Since then, calls have grown. The Israel Britain Alliance, led by a former MP, has prioritised proscription, while in recent years lobby group Conservative Friends of Israel has picked up the baton.
And last weekend, in an interview with the Sunday Telegraph, Reza Pahlavi – the son and heir to the last Shah of Iran who has been living in exile since his father was deposed by the current regime in 1979, urged the UK government to “understand” the impact a full ban of the IRGC would have domestically in Iran. It would have the effect, he said, of “pulling out the biggest tooth the regime has”.
The UK already sanctions the IRGC. Calling it a terrorist unit makes it a criminal offence to belong to the group, attend its meetings, or carry its logo in public.
The IRGC was founded as an ideological custodian of Iran’s 1979 revolution but has since morphed into a major military, political and economic force in the country.

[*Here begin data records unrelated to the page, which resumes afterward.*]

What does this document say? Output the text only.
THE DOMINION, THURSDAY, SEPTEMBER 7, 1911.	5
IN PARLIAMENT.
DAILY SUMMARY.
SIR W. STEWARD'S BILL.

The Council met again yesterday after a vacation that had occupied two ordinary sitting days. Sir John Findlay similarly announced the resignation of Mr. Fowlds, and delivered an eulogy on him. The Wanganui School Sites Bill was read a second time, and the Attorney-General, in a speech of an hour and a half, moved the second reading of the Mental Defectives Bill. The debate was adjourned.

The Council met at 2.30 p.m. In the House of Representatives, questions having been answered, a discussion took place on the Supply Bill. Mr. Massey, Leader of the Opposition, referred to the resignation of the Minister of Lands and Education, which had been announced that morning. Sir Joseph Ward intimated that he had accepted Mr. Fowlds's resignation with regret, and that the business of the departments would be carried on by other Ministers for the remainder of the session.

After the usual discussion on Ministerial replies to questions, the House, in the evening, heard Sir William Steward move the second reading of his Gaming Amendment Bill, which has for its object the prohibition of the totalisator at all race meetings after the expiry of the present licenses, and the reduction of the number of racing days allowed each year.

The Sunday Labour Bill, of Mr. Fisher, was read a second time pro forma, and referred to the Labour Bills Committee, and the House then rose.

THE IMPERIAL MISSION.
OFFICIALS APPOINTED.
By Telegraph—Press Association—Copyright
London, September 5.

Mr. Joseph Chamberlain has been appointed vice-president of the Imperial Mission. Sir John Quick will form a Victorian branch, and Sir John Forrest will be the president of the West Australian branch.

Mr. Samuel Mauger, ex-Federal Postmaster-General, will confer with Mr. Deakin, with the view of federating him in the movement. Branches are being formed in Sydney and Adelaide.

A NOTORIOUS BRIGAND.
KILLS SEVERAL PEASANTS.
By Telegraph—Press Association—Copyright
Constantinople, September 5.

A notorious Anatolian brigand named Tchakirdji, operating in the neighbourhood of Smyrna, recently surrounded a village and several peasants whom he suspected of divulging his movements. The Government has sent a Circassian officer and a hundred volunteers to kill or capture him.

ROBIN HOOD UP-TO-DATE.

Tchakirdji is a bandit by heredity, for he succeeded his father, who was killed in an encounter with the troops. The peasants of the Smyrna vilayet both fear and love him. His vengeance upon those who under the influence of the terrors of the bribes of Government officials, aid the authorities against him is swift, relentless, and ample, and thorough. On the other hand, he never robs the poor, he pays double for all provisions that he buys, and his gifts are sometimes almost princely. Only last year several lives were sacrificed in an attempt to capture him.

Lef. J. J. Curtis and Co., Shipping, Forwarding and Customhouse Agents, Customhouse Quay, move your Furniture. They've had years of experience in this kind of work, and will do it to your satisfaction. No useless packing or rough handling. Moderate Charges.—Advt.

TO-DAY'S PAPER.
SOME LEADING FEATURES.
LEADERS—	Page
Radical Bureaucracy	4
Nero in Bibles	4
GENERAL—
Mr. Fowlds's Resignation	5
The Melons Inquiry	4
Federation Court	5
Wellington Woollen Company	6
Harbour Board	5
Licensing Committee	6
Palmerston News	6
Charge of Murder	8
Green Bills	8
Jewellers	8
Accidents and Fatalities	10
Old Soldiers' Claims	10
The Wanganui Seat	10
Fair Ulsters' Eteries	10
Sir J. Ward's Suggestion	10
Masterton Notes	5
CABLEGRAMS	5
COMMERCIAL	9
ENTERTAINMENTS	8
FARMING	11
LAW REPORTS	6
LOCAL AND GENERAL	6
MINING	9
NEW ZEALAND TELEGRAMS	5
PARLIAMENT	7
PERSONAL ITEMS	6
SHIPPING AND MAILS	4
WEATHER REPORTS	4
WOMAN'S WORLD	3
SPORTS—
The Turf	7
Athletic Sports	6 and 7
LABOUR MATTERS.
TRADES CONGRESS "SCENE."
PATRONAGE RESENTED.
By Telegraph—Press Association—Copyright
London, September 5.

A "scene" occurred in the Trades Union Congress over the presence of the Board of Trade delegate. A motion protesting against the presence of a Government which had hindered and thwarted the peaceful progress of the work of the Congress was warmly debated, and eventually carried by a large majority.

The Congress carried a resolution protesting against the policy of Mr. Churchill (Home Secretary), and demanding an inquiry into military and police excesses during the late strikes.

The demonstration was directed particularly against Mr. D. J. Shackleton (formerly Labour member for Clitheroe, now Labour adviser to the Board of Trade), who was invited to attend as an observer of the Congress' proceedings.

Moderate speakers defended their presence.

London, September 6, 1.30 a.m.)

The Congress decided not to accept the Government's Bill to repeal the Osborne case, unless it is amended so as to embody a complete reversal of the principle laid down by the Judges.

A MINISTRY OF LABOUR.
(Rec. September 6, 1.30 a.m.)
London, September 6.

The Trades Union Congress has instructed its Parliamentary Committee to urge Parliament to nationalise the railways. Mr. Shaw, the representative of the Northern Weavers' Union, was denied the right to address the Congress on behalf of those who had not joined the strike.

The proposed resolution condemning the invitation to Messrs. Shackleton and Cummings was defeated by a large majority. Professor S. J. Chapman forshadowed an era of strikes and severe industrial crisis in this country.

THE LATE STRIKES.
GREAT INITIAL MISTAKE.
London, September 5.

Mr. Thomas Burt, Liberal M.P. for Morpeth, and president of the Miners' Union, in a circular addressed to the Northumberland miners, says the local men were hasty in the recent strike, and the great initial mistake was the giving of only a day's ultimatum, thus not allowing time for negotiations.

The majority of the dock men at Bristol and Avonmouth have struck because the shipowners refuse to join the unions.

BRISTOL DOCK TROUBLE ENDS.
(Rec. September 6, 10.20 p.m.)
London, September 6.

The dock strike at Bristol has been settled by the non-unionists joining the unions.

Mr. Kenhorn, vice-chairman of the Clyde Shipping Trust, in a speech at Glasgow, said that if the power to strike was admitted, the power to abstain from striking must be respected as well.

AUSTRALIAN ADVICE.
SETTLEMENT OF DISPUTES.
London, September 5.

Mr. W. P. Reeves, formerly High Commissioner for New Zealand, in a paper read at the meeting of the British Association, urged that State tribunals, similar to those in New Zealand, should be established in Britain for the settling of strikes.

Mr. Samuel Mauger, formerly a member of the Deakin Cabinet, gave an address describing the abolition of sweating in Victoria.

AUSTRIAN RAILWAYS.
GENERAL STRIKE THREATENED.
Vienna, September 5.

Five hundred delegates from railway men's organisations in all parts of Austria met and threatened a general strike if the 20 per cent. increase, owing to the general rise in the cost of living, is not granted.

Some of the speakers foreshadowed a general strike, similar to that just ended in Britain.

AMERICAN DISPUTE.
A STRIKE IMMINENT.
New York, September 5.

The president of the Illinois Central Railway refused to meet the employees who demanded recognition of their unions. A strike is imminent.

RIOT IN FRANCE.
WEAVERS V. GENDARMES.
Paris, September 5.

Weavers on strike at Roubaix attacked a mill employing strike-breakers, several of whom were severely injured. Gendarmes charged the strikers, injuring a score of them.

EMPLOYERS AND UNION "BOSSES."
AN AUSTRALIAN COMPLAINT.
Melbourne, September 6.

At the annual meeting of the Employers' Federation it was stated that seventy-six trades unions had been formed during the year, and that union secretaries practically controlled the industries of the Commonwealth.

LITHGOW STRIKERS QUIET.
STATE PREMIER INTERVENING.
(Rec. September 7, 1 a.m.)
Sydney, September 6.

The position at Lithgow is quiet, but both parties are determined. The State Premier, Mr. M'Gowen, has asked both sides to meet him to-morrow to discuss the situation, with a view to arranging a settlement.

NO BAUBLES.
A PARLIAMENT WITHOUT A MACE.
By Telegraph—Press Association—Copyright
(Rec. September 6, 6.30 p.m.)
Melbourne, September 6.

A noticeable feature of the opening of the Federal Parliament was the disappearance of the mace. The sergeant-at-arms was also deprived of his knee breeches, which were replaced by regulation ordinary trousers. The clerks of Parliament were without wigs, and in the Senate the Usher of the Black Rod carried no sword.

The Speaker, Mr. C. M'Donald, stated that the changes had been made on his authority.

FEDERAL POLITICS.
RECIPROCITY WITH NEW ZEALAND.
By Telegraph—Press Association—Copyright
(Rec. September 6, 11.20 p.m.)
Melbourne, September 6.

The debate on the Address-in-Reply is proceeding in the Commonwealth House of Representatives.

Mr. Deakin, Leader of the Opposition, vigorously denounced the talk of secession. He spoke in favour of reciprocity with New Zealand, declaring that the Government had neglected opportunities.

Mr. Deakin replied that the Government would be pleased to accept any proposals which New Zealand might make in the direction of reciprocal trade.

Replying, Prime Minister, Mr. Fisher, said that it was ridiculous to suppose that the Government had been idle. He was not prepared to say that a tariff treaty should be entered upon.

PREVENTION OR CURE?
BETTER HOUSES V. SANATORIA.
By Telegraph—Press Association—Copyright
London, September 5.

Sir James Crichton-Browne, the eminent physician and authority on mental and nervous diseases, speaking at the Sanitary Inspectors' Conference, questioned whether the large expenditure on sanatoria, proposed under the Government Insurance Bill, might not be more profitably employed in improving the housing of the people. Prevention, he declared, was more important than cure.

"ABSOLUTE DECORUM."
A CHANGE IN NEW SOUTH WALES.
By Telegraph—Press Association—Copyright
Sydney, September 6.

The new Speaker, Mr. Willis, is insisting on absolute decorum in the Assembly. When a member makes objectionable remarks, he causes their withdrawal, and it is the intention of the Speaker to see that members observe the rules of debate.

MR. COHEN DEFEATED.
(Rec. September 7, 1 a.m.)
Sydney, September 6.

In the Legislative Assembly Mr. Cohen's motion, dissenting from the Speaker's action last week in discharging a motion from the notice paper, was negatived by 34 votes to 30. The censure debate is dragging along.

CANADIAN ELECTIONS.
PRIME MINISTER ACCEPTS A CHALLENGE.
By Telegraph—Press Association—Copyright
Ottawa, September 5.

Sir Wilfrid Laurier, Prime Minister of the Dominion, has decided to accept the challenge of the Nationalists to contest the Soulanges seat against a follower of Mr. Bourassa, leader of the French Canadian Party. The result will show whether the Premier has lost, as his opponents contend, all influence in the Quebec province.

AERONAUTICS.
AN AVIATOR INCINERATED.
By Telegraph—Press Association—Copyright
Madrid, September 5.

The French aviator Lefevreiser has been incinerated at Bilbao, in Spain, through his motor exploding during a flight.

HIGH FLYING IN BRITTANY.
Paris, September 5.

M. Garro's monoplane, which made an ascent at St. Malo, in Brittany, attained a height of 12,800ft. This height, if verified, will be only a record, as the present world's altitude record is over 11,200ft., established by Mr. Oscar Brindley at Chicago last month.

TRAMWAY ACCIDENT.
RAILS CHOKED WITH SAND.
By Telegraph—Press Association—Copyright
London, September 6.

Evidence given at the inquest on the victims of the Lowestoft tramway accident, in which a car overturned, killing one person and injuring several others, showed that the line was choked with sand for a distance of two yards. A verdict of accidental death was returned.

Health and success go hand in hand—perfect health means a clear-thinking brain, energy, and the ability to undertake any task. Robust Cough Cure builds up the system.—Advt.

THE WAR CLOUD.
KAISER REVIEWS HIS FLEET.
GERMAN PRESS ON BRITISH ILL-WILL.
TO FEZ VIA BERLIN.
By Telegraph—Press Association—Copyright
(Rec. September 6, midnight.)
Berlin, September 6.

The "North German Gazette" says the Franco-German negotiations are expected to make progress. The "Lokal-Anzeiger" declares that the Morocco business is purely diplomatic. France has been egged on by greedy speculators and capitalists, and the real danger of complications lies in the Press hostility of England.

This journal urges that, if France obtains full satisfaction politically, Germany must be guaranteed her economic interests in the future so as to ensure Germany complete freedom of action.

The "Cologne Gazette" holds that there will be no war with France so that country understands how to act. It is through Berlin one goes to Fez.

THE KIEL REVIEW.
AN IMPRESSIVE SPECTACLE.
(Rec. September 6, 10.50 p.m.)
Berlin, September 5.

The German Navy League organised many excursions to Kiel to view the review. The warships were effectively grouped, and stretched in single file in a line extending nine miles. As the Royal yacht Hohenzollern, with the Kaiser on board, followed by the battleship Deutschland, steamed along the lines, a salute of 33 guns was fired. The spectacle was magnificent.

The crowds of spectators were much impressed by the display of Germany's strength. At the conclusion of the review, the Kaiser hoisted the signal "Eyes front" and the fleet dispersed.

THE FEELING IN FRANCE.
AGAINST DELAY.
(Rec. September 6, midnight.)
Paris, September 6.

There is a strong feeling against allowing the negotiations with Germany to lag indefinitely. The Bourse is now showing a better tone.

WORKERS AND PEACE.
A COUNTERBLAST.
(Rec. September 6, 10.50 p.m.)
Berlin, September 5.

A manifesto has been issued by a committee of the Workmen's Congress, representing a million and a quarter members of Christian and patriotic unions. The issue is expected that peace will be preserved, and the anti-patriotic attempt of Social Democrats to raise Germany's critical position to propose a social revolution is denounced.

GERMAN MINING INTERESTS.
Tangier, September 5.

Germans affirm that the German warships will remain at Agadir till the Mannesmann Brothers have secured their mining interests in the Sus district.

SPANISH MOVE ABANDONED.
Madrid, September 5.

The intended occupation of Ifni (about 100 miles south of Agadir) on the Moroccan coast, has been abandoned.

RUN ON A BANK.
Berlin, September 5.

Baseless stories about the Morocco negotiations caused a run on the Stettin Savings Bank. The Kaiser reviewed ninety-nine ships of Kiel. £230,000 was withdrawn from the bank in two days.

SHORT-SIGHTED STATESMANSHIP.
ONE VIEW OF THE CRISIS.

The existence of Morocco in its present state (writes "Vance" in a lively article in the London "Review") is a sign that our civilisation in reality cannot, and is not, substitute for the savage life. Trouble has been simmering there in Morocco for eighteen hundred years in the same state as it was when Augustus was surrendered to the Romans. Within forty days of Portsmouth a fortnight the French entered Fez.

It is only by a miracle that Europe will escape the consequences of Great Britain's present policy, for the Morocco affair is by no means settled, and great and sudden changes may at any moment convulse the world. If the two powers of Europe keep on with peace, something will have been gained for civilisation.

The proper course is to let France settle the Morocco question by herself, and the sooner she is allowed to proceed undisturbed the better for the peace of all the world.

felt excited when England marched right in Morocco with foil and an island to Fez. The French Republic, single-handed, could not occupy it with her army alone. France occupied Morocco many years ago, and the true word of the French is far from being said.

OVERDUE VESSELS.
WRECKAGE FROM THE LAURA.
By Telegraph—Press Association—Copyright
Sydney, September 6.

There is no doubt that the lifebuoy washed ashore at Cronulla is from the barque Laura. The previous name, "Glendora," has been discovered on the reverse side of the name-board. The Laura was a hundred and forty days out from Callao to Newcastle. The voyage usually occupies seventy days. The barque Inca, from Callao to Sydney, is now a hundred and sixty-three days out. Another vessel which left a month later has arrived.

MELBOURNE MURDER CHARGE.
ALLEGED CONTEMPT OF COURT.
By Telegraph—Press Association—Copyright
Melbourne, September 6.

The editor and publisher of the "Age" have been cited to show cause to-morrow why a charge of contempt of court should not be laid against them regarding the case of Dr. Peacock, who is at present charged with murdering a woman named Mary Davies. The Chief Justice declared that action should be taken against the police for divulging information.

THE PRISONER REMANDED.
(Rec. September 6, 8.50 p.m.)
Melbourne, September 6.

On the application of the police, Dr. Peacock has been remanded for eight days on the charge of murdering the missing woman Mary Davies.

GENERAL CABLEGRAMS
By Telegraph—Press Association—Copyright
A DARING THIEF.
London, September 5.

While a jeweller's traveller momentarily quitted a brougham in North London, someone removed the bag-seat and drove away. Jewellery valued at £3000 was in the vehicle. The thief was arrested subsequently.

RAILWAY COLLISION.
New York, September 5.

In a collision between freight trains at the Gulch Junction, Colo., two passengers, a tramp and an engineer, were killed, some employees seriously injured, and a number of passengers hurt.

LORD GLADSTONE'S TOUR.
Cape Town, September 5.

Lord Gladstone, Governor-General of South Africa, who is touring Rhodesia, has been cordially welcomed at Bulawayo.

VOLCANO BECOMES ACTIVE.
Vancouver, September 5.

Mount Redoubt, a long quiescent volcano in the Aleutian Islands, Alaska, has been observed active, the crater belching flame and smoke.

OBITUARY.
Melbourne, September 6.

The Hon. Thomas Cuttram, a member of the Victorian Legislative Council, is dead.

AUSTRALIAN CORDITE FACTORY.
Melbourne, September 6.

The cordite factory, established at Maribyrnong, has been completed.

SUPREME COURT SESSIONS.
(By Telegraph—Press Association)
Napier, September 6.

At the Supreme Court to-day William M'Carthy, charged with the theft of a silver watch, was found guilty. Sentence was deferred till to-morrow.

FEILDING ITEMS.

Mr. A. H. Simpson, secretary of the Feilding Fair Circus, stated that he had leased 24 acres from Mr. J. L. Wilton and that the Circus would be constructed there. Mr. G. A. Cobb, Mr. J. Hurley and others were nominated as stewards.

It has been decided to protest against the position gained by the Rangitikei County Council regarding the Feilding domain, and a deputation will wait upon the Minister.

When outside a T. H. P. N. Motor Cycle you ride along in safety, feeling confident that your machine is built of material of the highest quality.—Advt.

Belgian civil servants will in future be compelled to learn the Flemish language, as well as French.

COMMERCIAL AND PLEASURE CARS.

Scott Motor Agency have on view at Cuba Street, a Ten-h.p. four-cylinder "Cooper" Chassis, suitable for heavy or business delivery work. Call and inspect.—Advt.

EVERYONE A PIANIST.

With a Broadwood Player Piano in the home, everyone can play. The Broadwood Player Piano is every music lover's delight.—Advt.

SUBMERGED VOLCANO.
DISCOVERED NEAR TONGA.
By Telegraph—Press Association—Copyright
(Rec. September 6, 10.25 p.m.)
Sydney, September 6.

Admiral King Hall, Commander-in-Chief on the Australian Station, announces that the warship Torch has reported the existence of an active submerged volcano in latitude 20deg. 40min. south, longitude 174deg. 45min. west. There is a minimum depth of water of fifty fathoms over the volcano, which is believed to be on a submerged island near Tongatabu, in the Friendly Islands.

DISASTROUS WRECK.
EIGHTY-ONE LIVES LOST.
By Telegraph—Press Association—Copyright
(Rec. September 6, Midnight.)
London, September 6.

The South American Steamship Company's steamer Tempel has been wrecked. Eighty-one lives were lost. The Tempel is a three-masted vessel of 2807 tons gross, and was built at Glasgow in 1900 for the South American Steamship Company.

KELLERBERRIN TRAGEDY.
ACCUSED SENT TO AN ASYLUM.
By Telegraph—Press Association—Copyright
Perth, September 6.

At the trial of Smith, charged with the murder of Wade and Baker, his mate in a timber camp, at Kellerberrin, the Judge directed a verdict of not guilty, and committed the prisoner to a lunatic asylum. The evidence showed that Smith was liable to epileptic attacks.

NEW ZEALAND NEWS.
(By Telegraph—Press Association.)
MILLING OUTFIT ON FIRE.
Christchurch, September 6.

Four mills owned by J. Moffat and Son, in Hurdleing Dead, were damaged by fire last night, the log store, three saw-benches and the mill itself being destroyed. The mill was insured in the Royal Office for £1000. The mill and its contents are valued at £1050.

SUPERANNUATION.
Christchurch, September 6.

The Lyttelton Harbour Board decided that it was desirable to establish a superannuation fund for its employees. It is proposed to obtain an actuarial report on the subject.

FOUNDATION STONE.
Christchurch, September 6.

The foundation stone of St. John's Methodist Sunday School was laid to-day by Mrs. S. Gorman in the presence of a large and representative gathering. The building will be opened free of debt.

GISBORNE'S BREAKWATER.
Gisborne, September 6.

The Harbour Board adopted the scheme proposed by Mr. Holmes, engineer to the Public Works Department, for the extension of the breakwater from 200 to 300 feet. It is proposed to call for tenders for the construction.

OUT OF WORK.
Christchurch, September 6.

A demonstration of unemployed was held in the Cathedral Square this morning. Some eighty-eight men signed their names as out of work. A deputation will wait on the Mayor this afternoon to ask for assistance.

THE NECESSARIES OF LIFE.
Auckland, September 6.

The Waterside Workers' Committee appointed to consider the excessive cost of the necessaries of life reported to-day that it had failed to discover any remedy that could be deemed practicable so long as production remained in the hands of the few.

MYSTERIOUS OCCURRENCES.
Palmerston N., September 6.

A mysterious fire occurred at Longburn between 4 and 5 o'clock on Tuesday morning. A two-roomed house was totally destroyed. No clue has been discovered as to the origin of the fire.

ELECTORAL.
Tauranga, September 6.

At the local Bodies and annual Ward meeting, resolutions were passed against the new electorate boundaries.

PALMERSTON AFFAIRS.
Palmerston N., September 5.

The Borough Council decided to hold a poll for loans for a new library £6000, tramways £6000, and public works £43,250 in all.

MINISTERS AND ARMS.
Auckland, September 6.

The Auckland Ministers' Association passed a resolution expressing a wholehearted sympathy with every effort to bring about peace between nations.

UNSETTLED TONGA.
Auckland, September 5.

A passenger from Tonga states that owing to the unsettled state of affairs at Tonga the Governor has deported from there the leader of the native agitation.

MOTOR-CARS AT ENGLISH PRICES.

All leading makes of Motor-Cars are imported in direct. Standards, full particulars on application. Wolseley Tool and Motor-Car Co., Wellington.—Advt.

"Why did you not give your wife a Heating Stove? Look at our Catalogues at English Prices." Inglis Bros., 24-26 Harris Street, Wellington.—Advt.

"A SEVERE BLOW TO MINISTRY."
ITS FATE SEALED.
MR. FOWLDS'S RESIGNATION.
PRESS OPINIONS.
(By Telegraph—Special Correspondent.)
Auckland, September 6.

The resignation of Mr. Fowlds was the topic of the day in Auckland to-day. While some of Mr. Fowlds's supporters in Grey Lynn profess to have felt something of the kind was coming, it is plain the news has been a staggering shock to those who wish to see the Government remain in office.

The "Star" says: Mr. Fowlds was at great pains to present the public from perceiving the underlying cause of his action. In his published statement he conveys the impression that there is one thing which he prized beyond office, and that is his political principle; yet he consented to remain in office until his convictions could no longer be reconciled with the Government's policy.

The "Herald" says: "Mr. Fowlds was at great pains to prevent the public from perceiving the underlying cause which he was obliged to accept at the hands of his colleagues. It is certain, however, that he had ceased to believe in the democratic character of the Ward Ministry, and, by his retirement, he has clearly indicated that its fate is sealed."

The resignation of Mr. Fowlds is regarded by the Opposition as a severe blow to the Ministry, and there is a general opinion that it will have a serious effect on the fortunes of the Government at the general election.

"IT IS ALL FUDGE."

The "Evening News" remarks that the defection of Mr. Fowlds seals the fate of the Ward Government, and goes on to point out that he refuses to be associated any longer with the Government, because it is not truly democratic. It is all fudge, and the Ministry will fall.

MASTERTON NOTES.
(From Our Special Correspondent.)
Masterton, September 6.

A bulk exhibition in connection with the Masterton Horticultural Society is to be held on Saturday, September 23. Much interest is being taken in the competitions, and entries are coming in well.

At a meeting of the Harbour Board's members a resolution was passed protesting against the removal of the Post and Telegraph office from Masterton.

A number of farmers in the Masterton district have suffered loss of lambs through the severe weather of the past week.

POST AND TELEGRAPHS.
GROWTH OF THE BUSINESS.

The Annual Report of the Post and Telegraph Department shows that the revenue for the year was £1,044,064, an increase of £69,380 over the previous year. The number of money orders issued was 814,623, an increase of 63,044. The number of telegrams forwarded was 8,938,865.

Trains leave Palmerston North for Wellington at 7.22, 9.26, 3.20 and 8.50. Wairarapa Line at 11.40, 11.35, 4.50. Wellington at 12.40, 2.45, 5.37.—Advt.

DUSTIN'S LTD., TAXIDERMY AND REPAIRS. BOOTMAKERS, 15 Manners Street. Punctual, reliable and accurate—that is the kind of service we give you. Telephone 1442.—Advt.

According to analysts, it attacks Western oil tankers, shoots down Western drones over international waters, coordinates air strikes on Saudi oilfields and orders its Shia militia proxies to destabilise an entire region, to name but some of its hobbies and interests. Oh, and it is also a deadly adversary of Israel’s.
The UK government’s proscription of the IRGC – if that is what it is – has been rightly welcomed by Jewish community leaders. Its real-world effect may ultimately prove negligible, but as a signal to Israel and the Middle East as to where the UK sits, it speaks volumes.